China's trying to stimulate its lagging economy. After recently lifting covid restrictions, China’s consumer spending and industrial output haven’t rebounded as quickly as expected. Chinese policymakers cut interest rates this week to encourage more borrowing and spending from consumers and businesses.
Numbers that matter:
🏡 For your home
6.7% = Average 30-year mortgage rate
That’s up from 6.6% a month ago and up from 5.7% a year ago. Mortgage Bankers Association, 6/15/23
$396,100 = Median existing home sales price
That’s up from $386K a month ago and down from $409K a year ago. National Association of Realtors, 5/31/23
💼 For your work
264,000 = Layoffs Last Week (Initial jobless claims)
That’s unchanged from the week before and about 20% higher than pre-covid averages. Labor Dept., 6/15/23
339,000 = New jobs added last month
That’s up from 294K the month before and above pre-covid averages. Labor Dept., 5/31/23
3.7% = Unemployment rate
That’s up from 3.4% the month before and still near the lowest rate in 50+ years. Labor Dept., 5/31/23
10.1M = Available jobs
That’s up from 9.7M the month before and well above pre-covid averages of ~7M. Labor Dept., 4/30/23
Who’s hiring: Retail, healthcare, and transportation
Who’s firing: Manufacturing and business services
👜 For your wallet
4.0% = Cost of living increase (1-Year Inflation)
Living costs are 0.1% higher than the month before. Normal inflation sees prices rise by 0% to 0.2% per month, 1-2% per year. Bureau of Labor Statistics, 5/31/23
5.8% = Groceries cost increase (1-Year inflation)
Groceries are 0.1% more expensive than a month ago. Bureau of Labor Statistics, 5/31/23
$3.58 = National Gas Price/Gallon
That’s up from $3.54 a month ago and down from $4.96 a year ago. AAA., 6/22/23
💰For your savings
0.42% = Average interest banks pay on a savings account, FDIC, 6/20/23
5.25% = Interest rate banks earn on their savings accounts, Federal Reserve, 6/14/23
The Federal Reserve has raised baseline interest rates from 0% to 5.25% in the past year.
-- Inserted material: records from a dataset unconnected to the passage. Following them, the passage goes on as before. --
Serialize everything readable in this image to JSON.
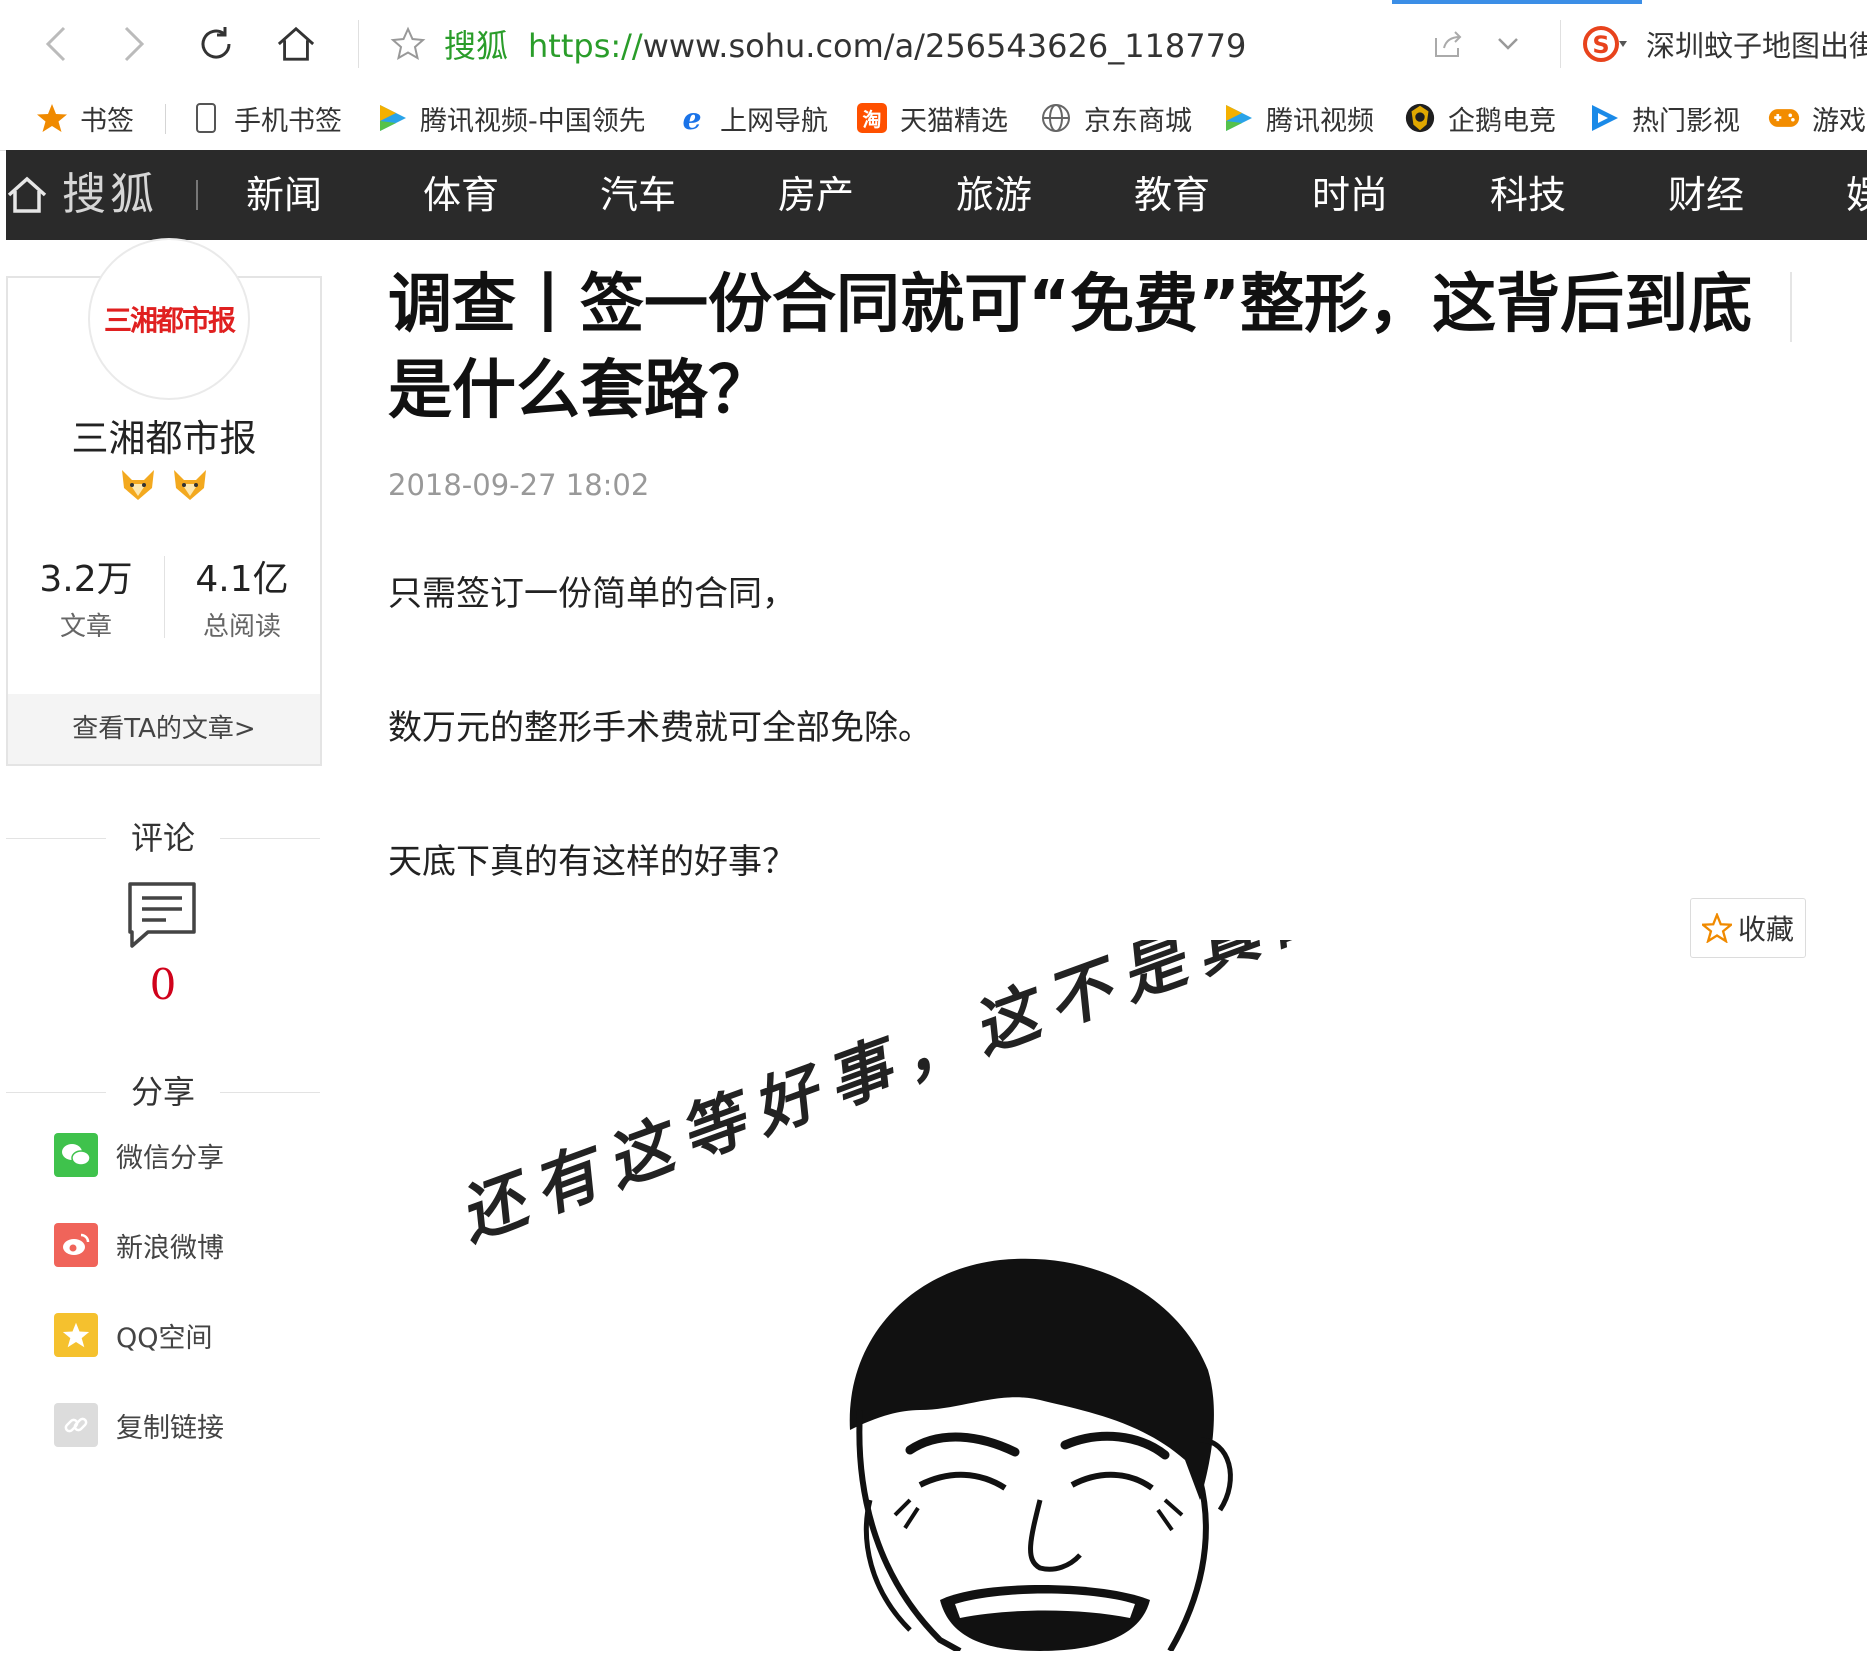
{
  "browser": {
    "site_label": "搜狐",
    "url_scheme": "https://",
    "url_rest": "www.sohu.com/a/256543626_118779",
    "search_text": "深圳蚊子地图出街"
  },
  "bookmarks": {
    "items": [
      {
        "label": "书签",
        "icon": "star-icon"
      },
      {
        "label": "手机书签",
        "icon": "phone-icon"
      },
      {
        "label": "腾讯视频-中国领先",
        "icon": "tencent-video-icon"
      },
      {
        "label": "上网导航",
        "icon": "ie-icon"
      },
      {
        "label": "天猫精选",
        "icon": "tmall-icon"
      },
      {
        "label": "京东商城",
        "icon": "globe-icon"
      },
      {
        "label": "腾讯视频",
        "icon": "tencent-video-icon"
      },
      {
        "label": "企鹅电竞",
        "icon": "penguin-esports-icon"
      },
      {
        "label": "热门影视",
        "icon": "play-icon"
      },
      {
        "label": "游戏",
        "icon": "gamepad-icon"
      }
    ]
  },
  "sitenav": {
    "logo": "搜狐",
    "items": [
      "新闻",
      "体育",
      "汽车",
      "房产",
      "旅游",
      "教育",
      "时尚",
      "科技",
      "财经",
      "娱"
    ]
  },
  "author": {
    "avatar_text": "三湘都市报",
    "name": "三湘都市报",
    "articles_count": "3.2万",
    "articles_label": "文章",
    "reads_count": "4.1亿",
    "reads_label": "总阅读",
    "view_link": "查看TA的文章>"
  },
  "comments": {
    "title": "评论",
    "count": "0"
  },
  "share": {
    "title": "分享",
    "items": [
      {
        "label": "微信分享",
        "color": "#3fc24c"
      },
      {
        "label": "新浪微博",
        "color": "#f0645a"
      },
      {
        "label": "QQ空间",
        "color": "#f5c12e"
      },
      {
        "label": "复制链接",
        "color": "#dcdcdc"
      }
    ]
  },
  "article": {
    "headline": "调查丨签一份合同就可“免费”整形，这背后到底是什么套路？",
    "date": "2018-09-27 18:02",
    "paragraphs": [
      "只需签订一份简单的合同，",
      "数万元的整形手术费就可全部免除。",
      "天底下真的有这样的好事？"
    ],
    "favorite_label": "收藏",
    "meme_caption": "还有这等好事，这不是真的吧"
  },
  "colors": {
    "nav_bg": "#2a2a2a",
    "url_green": "#2a9d2a",
    "accent_red": "#d0021b"
  }
}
Make sure your bank is paying you higher interest on your savings.
💸For your investments
+0.4% = This past week’s change in the US Stock Market
+5% past month, +17% past year, and +58% over 5 years. S&P 500 Index, 6/22/23
3.80% = The yield on the 10-Year US Treasury Bond
Yields are +2% this past week, +3% this past month, and +20% over the past year. US Government Bonds, 6/15/23
+17% = This past week’s price change for Bitcoin
+12% in the past month and +50% in the past year. Coinbase, 6/22/23
+12% = This past week’s price change for Ethereum
+3% in the past month and +78% in the past year. Coinbase, 6/22/23
Inside Scoops 🤓
Federal Reserve
The Federal Reserve, aka the Central Bank, aka The Fed, is in charge of our whole money system. When the economy is struggling, the Fed lowers baseline interest rates to make it cheaper for consumers and businesses to borrow and spend (lower rates on business loans, mortgages, credit cards, car leases, etc.)
The Fed also pumps more money into the system by buying bonds with new dollars that it essentially speaks into existence. The additional cash keeps the pipes flowing as the borrowing and spending heats up, stimulating economic activity.
Once the economy's strong enough to stand on its own, the Fed starts to raise interest rates and pull back some of that money to ensure the economy doesn't overheat. Inflation is the Fed's heat gauge. The gauge was reading very hot but had been cooling lately.
So everyone's watching how long the Fed will keep restricting the economy with high rates if inflation keeps cooling. The Fed hopes to get living costs under control without sparking mass unemployment.